Now, this could be just a variation on the problem of evil–why would God allow so much pointless suffering?–but you can also interpret it as a claim of God’s existence being falsified by the (impending) extinction of the human race. And, given that we have pretty good reason to believe that the human race will become extinct at some point in the real world, does this count against belief in God?
After all, science tells us that, as our sun dies out, the Earth will eventually become uninhabitable. Consequently, humanity will die off, assuming we haven’t already exploded, poisoned, cooked, or infected ourselves to extinction (or been destroyed by super-intelligent machines of our own creation) in the meantime. Does this mean that God’s project will be frustrated?
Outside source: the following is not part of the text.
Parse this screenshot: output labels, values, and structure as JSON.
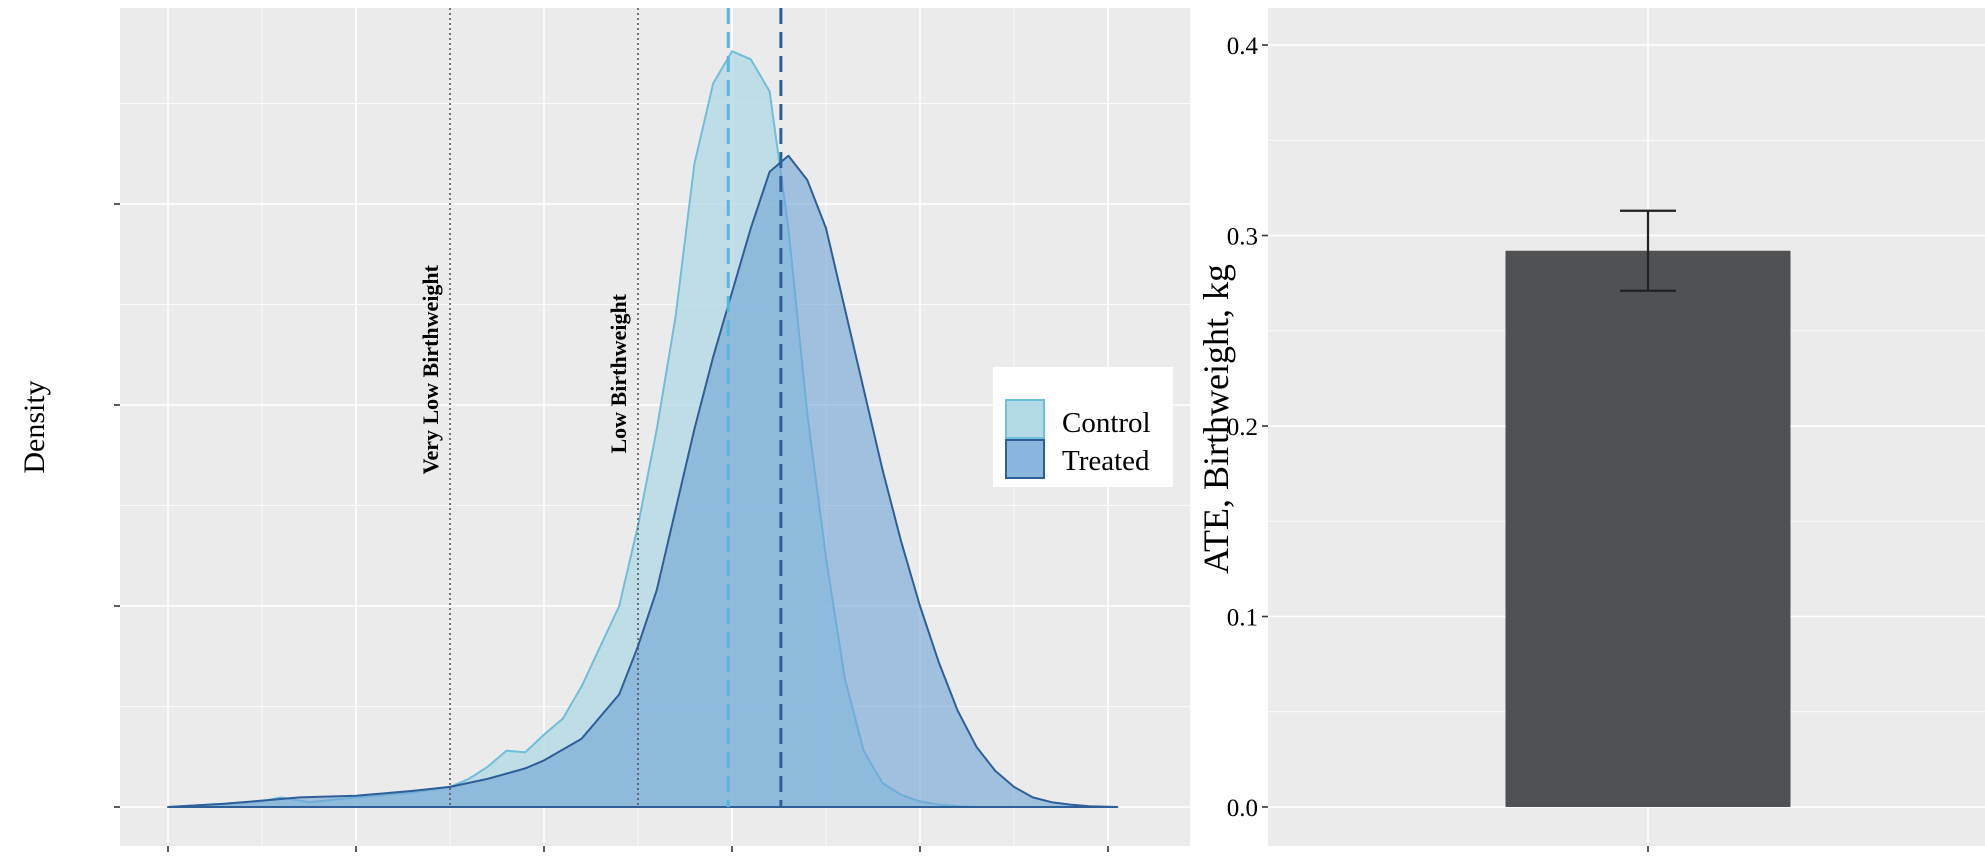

It seems to me that theists can take a variety of approaches to this, with varying degrees of plausibility:
1. God will supernaturally intervene before then to either whisk humanity away to heaven/hell or to remake the Earth prior to our solar system’s demise, effectively overriding the laws of nature as we know them;
2. God will leave the universe to wind down into either a lifeless entropic state or a “big crunch” that will give rise to a new universe, but the souls of dead humanity will be preserved and/or resurrected in heaven/a “new earth” existing in some kind of parallel reality;
3. the human race will, in fact, not go extinct, but will spread out into the universe, possibly becoming the kind of vast, artificial intelligences that believers in “the Singularity” like to talk about;
4. humanity will simply go extinct, there is no afterlife, and our existence will be one small part of the vast cosmic tapestry that, perhaps, adds some kind of value to God’s being, as in some forms of process theology.
(There are undoubtedly other possibilities, but these are the ones that occur to me.)
I lean toward something along the lines of option 2, but 4 intrigues me in its rigorously non-anthropocentric outlook. Christian theology, I think it’s safe to say, is still strongly anthropocentric, but how plausible is that? If humanity exists in only a tiny fraction of the space and time that makes up the life of the universe, are we supposed to think that the rest of it is entirely pointless?
A book came out recently called The World Without Us that, according to the website, tries to describe “how our planet would respond without the relentless pressure of the human presence.” I haven’t read the book, but the idea is worth thinking about: if we disappeared, the world would go on, and most of the universe would be entirely unaffected.
I guess what I want to believe is that sentience does have a special significance and that God will gather in all his creatures–at least the sentient ones–into some final consummation. But, as H. Richard Niebuhr taught us, “radical” monotheism means seeing the world in relation to its Source, not in giving absolute value to any finite part of it, including us.